Emotional Management in Remote Work

Written by Claudia Buitrago – Psychologist; expert in emotional management

Work is a fundamental part of our lives. Most of us want to enjoy it, devoting ourselves to it with passion and optimism. However, as the human beings that we are, there are times when it’s easier for us to connect to our work with joy and enthusiasm and other times when working entails other emotional states such as stress, anguish, and anxiety, among others.

The pandemic situation and the reality of doing our jobs from home, in the virtual mode, has challenged us in countless arenas, one of them being our emotional realm. So, we have found ourselves swinging between the joy and gratitude of having a valuable job, for example, and the feeling of overload and exhaustion that comes with having to deal with different roles (being a psychologist, being a parent, being a homemaker...), multiple facets in one place.

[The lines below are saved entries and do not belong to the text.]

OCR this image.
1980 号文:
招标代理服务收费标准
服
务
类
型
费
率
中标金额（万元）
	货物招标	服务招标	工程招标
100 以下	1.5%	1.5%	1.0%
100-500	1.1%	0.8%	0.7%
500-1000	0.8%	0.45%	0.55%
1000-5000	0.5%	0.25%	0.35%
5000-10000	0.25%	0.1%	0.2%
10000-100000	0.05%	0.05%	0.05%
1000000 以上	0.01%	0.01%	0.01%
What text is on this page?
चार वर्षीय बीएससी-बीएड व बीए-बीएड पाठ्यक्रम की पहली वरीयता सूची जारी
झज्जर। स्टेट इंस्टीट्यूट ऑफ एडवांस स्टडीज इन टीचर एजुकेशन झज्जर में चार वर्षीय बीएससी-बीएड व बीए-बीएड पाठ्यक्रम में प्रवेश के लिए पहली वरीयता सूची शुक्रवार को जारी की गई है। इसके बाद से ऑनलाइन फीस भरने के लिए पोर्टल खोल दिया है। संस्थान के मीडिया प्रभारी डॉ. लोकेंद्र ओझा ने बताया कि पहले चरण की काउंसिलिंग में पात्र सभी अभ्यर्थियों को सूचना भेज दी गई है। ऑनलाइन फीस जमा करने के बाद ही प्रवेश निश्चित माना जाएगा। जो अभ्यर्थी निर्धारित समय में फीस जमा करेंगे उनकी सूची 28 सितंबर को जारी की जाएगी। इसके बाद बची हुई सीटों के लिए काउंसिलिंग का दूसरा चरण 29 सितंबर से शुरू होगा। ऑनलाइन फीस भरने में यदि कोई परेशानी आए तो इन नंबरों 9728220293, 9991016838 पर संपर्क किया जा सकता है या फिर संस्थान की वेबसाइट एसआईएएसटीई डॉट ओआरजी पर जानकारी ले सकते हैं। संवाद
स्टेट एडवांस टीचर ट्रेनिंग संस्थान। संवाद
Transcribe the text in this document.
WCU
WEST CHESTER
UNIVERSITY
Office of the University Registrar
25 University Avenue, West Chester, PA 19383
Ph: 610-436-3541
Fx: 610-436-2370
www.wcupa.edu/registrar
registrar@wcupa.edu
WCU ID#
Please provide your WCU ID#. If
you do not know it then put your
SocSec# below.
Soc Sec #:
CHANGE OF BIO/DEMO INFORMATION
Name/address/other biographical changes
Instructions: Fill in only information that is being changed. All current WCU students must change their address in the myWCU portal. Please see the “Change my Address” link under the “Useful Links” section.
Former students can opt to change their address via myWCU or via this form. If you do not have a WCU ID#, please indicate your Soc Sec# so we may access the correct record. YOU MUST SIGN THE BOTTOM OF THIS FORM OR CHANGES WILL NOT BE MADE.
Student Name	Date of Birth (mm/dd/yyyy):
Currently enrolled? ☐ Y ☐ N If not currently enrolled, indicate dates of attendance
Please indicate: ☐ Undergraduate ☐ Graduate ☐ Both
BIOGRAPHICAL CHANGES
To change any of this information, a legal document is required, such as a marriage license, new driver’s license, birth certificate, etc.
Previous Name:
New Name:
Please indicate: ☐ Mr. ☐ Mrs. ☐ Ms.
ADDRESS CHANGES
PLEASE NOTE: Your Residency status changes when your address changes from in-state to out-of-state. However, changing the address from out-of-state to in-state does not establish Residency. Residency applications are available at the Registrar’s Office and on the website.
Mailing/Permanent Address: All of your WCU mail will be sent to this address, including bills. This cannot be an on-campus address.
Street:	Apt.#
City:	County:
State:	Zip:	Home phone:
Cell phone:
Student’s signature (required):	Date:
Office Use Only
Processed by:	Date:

Given these circumstances, our emotions can be an invaluable source of health and energy, thus the importance of engaging with them, experiencing them, and focusing on ourselves while keeping our emotional needs in mind. In other words, learning to manage our emotions in a healthy way will open up paths and possibilities for discovering resources and skills that can help us continue to enrich ourselves in our work environment.

Stress Remote Work

 

Exploring Emotional Management and Its Importance within Work Environments and Virtual Teams

We can think of emotional management as a set of skills that assist us with containing or expressing our emotions, in a given context, to achieve a given objective. The main skills that comprise healthy emotional management are:

  1. STOP: The ability to stop is essential to produce responses mediated by attention and reasoning. Within healthy emotional management, this ability allows us to notice the emotional manifestations that are emerging within us, in other words, to identify the emotional state that’s being presented.
  2. NAME: By naming the emotion that’s being presented, like SADNESS, for example, we recognize it and begin to make room for it. The ability to recognize emotion is essential in emotional regulation. It involves opening the doors to the world of emotions, just like a good initial encounter with one of our clients can open the path to a valuable and fruitful working relationship.
  3. ACCEPT: The ability to accept emotions consists of welcoming that which is present. In our daily life, we have to experience different weather conditions: rainy and cold days, hot and breezy days, hot and humid days, etc. We experience very different emotional states within ourselves in the same way. According to this analogy, their acceptance is seen in the use of an umbrella and a coat on rainy and cold days, which make it easier for us to move in that weather condition. For some people, for example, listening to relaxing music can help them to accept the presence of stress and/or anxiety.
  4. TAKE OWNERSHIP: Taking ownership of our emotions means taking responsibility for them. It’s true that an external variable, like the pandemic, affects our emotional world in such a way that emotions like fear and/or anger can emerge. Nevertheless, the pandemic is NOT responsible for these emotions. We’re responsible for them. This implies that it’s up to us to respond to them. The ability to respond in this way belongs to us—as does the ability to make use of it. From the moment we take responsibility for our emotions, the possibility of learning from them and transforming them will expand as well.

These are some of the skills we use in healthy emotional management. When we strengthen and develop skills like these, we have the pleasant sensation of being in tune with ourselves. This sensation often expands to our relationships with our virtual team so that we experience greater fluidity, coordination, synchronicity, and, above all, a nurturing work environment, one that feeds us and facilitates our learning and development as human beings and as professionals.

Beyond Emotional Management

When we stop to explore and investigate the process of managing our emotions in detail, discover the skills involved, and give ourselves the opportunity to refine them, we realize that these skills aren’t only essential for contacting our emotional world, but for relating satisfactorily with others and our external world as well. And, if we focus on our work context, we discover that they’re central to the achievement of our goals, to what we call productivity.

So, for example, stopping and listening can result in the discovery of a new business opportunity; naming the state of things that one of our clients is describing to us assertively can translate into a sense of understanding and empathy in this client; accepting and assuming responsibility in the face of a complex and/or difficult work situation can result in the mobilization of professional and personal resources to catalyze the growth and transformation of our business. From this perspective, investing in the emotional health of your teams, relying on a network of psychologists who are experts in emotional management, professionals in opening and sustaining spaces for the mental and emotional care of your workers, is without a doubt, a great investment.